Although there are pieces of it that feel vaguely stitched-together, as though Mocha and Stubba never quite met at the seams, it’s been fun code to read. Mocha’s a good example of a library that does something complex in a reasonably straightforward manner. The methods are brief and readable, and though there’s a bit more indirection than I’d like (what’s the difference between verified? and satisfied? What does it mean to match? or invoke? How do you pick apart three different mock methods in three different places?) I’d happily recommend it to others as a good example of how to pull off some hairy Ruby functionality without writing a whole lot of hairy Ruby code in the process.

What do I mean by that? Here’s the main expects method that gets mixed in to the Object class:
  def expects(symbol)
    mockery = Mocha::Mockery.instance
    mockery.on_stubbing(self, symbol)
    method = stubba_method.new(stubba_object, symbol)
    mockery.stubba.stub(method)
    mocha.expects(symbol, caller)
  end

Each one of those lines is pretty dense: it requires a lot of backtracking to understand why it’s there and what it does. But there aren’t many of them, and they can all be explored methodically, and understanding one leads to understanding the next. Much of Mocha is like that: moderately sized, neither opaque in its density or transparent in its verbosity. Nice, I suppose, for my own definition of nice.

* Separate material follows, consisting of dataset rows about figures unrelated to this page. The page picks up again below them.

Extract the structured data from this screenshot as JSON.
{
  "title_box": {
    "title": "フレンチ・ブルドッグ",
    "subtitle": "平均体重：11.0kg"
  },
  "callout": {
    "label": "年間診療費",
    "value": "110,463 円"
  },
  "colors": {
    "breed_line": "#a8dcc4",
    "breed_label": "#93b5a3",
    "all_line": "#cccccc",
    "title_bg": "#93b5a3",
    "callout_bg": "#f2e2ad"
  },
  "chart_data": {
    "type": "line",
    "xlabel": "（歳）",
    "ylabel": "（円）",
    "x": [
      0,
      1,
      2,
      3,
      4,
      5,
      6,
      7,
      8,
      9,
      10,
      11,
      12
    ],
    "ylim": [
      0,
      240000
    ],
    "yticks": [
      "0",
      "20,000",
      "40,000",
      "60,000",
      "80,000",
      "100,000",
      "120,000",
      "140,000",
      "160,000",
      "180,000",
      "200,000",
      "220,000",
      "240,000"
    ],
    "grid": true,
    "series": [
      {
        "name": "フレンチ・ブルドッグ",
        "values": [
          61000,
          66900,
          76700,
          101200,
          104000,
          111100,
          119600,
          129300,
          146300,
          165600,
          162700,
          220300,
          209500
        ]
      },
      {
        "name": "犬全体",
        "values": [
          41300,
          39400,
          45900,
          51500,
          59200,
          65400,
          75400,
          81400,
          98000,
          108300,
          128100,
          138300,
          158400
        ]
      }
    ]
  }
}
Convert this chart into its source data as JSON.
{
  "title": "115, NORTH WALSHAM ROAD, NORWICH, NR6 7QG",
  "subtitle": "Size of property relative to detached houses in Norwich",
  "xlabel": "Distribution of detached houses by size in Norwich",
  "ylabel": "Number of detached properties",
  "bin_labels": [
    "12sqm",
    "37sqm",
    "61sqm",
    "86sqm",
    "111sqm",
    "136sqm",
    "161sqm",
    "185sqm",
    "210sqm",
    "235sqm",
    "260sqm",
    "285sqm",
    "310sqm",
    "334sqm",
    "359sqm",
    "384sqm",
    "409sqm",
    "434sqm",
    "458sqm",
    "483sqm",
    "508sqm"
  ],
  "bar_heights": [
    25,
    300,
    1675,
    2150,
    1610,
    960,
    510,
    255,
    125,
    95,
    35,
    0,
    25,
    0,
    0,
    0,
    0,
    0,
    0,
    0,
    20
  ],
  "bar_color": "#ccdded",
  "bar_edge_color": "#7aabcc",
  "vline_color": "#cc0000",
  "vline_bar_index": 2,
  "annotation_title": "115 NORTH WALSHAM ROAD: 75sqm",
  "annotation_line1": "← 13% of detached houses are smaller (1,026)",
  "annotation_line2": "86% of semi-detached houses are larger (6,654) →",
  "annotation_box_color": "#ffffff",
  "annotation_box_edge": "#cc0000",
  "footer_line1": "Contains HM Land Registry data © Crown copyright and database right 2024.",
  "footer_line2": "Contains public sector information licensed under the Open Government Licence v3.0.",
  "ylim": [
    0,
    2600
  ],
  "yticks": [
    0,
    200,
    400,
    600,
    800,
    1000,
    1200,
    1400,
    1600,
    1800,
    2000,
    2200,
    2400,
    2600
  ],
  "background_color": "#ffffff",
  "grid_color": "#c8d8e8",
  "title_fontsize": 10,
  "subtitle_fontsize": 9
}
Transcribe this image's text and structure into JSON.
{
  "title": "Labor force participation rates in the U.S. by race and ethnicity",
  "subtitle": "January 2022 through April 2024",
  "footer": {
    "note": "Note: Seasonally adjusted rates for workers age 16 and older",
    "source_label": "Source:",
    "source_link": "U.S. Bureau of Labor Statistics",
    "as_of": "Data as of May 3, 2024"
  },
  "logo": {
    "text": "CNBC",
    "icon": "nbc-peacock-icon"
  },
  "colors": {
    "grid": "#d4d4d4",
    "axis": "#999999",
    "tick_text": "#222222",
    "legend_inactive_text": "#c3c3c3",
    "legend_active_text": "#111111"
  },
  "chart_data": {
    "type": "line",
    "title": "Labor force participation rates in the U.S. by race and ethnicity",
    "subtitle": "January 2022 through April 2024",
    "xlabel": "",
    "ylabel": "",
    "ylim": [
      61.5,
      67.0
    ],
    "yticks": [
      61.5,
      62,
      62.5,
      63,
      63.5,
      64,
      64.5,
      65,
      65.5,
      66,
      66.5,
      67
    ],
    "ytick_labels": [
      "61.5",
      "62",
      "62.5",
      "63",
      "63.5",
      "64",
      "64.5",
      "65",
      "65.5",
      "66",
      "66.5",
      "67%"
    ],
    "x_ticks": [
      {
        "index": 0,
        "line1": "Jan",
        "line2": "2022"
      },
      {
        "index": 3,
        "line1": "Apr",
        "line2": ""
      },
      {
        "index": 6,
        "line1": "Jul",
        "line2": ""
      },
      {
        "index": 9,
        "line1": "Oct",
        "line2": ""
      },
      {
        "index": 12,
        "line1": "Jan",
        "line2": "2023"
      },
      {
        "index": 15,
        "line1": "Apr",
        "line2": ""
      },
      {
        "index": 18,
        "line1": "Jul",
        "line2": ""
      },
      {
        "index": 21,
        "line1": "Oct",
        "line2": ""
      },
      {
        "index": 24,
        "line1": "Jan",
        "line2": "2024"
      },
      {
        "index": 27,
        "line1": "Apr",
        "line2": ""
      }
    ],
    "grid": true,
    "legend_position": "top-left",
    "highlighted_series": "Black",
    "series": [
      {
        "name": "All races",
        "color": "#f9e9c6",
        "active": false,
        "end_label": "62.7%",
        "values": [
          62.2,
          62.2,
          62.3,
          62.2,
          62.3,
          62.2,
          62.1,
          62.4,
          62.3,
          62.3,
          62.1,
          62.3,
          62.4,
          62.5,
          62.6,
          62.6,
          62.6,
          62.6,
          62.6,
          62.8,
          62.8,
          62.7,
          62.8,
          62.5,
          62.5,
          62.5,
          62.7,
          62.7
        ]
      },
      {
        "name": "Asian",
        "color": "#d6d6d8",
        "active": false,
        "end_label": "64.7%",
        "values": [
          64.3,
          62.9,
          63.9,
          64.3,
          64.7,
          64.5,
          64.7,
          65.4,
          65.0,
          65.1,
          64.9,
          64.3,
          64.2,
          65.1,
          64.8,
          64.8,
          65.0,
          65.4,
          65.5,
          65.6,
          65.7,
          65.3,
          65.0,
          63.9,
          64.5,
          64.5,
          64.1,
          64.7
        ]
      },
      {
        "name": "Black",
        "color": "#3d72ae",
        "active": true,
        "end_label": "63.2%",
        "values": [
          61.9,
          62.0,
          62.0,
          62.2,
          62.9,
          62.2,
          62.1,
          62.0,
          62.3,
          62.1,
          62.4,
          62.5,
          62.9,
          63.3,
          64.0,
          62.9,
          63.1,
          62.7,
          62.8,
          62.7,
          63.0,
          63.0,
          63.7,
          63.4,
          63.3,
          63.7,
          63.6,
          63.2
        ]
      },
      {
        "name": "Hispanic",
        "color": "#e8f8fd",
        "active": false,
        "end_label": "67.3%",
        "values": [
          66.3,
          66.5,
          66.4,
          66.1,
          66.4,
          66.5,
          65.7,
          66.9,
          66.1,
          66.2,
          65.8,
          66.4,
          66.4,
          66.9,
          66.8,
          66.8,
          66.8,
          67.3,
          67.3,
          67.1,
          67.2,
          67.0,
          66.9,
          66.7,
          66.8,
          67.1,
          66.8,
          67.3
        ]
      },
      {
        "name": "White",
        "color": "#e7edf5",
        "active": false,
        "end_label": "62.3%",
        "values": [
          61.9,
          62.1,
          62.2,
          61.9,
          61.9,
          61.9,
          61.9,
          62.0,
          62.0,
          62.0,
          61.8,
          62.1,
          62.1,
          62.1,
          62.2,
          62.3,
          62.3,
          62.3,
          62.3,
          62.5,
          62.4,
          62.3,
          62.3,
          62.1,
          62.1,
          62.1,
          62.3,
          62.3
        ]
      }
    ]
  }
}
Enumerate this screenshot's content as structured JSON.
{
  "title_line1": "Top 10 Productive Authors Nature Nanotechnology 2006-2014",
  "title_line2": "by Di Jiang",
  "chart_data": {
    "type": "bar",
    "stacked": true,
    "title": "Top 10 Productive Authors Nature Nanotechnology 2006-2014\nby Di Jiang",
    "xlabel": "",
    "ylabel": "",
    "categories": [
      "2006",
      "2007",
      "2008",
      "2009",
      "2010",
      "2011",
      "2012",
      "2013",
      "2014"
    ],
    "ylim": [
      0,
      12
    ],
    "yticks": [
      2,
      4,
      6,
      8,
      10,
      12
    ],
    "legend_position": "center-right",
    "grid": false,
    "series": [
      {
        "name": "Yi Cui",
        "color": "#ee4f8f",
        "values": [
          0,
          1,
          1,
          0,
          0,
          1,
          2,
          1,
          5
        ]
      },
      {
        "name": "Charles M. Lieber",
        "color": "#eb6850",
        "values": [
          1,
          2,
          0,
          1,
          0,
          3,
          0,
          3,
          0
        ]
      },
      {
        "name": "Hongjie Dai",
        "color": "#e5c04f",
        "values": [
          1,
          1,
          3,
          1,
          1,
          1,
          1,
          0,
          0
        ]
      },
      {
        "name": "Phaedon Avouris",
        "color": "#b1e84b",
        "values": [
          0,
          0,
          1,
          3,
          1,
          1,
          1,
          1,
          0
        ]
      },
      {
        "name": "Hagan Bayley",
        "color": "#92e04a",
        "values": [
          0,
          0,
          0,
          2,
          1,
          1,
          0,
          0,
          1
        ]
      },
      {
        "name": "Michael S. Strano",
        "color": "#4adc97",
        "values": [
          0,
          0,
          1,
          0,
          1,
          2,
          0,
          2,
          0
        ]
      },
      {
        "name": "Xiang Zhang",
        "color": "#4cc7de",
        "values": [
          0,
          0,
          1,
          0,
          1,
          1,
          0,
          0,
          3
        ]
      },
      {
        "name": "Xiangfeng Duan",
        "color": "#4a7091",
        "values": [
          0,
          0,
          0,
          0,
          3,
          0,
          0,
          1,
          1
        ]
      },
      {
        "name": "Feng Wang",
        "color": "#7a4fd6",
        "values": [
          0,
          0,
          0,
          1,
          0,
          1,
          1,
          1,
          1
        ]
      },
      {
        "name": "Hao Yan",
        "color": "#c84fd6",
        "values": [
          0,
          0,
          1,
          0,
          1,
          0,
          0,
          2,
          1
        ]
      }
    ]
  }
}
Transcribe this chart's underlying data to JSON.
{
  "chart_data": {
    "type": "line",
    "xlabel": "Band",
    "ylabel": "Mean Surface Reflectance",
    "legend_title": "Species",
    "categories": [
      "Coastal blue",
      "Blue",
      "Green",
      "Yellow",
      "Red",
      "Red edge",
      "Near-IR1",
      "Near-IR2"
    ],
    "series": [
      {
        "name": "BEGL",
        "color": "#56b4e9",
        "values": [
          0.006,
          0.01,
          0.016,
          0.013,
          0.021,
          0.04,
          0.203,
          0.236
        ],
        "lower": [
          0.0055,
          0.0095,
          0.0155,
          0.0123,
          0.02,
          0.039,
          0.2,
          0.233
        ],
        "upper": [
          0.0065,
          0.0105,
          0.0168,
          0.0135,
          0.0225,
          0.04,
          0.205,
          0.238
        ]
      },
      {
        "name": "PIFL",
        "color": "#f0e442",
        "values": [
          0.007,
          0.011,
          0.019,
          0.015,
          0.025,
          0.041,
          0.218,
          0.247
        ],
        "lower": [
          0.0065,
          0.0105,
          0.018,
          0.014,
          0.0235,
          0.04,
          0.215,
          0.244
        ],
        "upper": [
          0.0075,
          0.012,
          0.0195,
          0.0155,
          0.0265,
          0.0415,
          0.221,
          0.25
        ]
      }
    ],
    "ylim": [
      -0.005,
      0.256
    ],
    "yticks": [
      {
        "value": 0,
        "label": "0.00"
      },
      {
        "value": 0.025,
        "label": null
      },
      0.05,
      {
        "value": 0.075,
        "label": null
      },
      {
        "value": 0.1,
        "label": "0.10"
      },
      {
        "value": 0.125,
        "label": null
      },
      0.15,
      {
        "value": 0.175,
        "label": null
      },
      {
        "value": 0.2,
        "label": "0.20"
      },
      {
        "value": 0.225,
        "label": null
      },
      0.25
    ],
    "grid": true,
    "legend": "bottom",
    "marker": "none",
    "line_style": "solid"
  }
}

I’ve also learned a lot about the framework that I didn’t know before (for example, I didn’t know that it was possible to configure Mocha to warn against or even disallow mocking nonexistent methods) and will bring that knowledge with me to future projects.

But I don’t regret having not read the source first. Trying and failing gave me the context I needed to understand why Mocha made some of the choices it did, even if I don’t agree with all of them, and in the coming days and weeks I’ll be stealing drawing inspiration from most of them. Thanks and kudos, guys.